Bologna sta cambiando volto attraverso una profonda riorganizzazione del trasporto pubblico locale (TPL), puntando con decisione verso l’obiettivo della neutralità carbonica fissato per il 2030.
Questa trasformazione, promossa dall’azienda Tper, mira a ridurre l’impatto ambientale degli spostamenti urbani. L’iniziativa rappresenta un passo concreto per allinearsi alle direttive sulla sostenibilità ecologica, garantendo al contempo un servizio TPL più moderno ai cittadini.
Nuovi fondi per una flotta TPL a zero emissioni
Per concretizzare questa visione, la società di trasporti Tper ha stanziato un budget che si aggira intorno ai 270 milioni di euro. Tali fondi permetteranno l’inserimento in servizio di oltre 500 nuovi veicoli, garantendo un ricambio generazionale dei mezzi circolanti nelle province di Bologna e Ferrara.
Paolo Paolillo, direttore di Tper, ha illustrato i dettagli di questo piano durante un recente incontro dedicato alla mobilità intelligente e alla logistica evoluta, per la precisione il convegno “Urban mobility and logistics Conference-La città intelligente tra mobilità integrata e logistica evoluta”, promosso dalla rivista Innovazione.Pa. – evidenziando come il rinnovo della flotta sia un processo già in fase avanzata.
La tecnologia a zero emissioni nel perimetro cittadino
Entrando più nel dettaglio, la strategia per l’area urbana si focalizza sull’impiego di autobus a batteria, filobus e, a breve, bus alimentati a idrogeno.

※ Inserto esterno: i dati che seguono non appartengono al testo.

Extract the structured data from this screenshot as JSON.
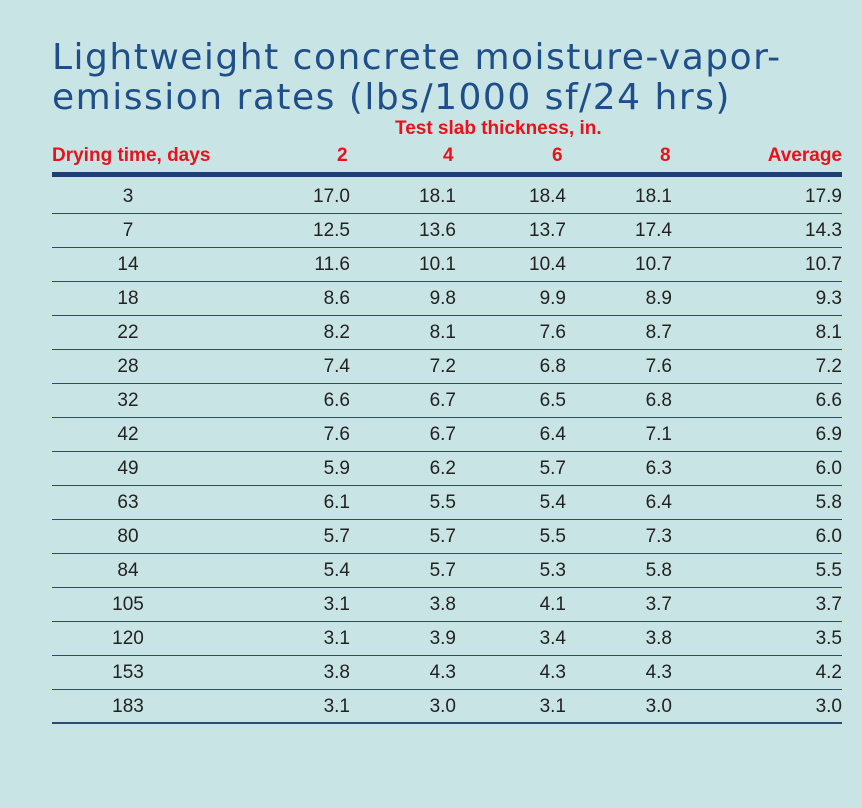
{
  "title": {
    "line1": "Lightweight concrete moisture-vapor-",
    "line2": "emission rates (lbs/1000 sf/24 hrs)"
  },
  "table": {
    "group_header": "Test slab thickness, in.",
    "columns": [
      "Drying time, days",
      "2",
      "4",
      "6",
      "8",
      "Average"
    ],
    "rows": [
      [
        "3",
        "17.0",
        "18.1",
        "18.4",
        "18.1",
        "17.9"
      ],
      [
        "7",
        "12.5",
        "13.6",
        "13.7",
        "17.4",
        "14.3"
      ],
      [
        "14",
        "11.6",
        "10.1",
        "10.4",
        "10.7",
        "10.7"
      ],
      [
        "18",
        "8.6",
        "9.8",
        "9.9",
        "8.9",
        "9.3"
      ],
      [
        "22",
        "8.2",
        "8.1",
        "7.6",
        "8.7",
        "8.1"
      ],
      [
        "28",
        "7.4",
        "7.2",
        "6.8",
        "7.6",
        "7.2"
      ],
      [
        "32",
        "6.6",
        "6.7",
        "6.5",
        "6.8",
        "6.6"
      ],
      [
        "42",
        "7.6",
        "6.7",
        "6.4",
        "7.1",
        "6.9"
      ],
      [
        "49",
        "5.9",
        "6.2",
        "5.7",
        "6.3",
        "6.0"
      ],
      [
        "63",
        "6.1",
        "5.5",
        "5.4",
        "6.4",
        "5.8"
      ],
      [
        "80",
        "5.7",
        "5.7",
        "5.5",
        "7.3",
        "6.0"
      ],
      [
        "84",
        "5.4",
        "5.7",
        "5.3",
        "5.8",
        "5.5"
      ],
      [
        "105",
        "3.1",
        "3.8",
        "4.1",
        "3.7",
        "3.7"
      ],
      [
        "120",
        "3.1",
        "3.9",
        "3.4",
        "3.8",
        "3.5"
      ],
      [
        "153",
        "3.8",
        "4.3",
        "4.3",
        "4.3",
        "4.2"
      ],
      [
        "183",
        "3.1",
        "3.0",
        "3.1",
        "3.0",
        "3.0"
      ]
    ]
  },
  "colors": {
    "background": "#c9e4e4",
    "title": "#1f4f8a",
    "header": "#e8121c",
    "rule": "#1f3f72"
  }
}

Nello specifico, cento nuovi autobus a idrogeno inizieranno a circolare tra le vie cittadine nei prossimi mesi, affiancando i modelli elettrici che sono già pienamente operativi sul territorio.
Soluzioni specifiche per i percorsi extraurbani
Nelle zone di periferia e nei collegamenti provinciali, la gestione del servizio segue logiche differenti a causa delle distanze maggiori e delle diverse necessità di rifornimento. In questi contesti, il metano rimane una risorsa indispensabile per assicurare la continuità del trasporto passeggeri in modo efficiente.
Questa differenziazione tecnologica assicura che ogni area del territorio riceva un servizio funzionale e, allo stesso tempo, più rispettoso dell’ambiente rispetto agli standard del passato.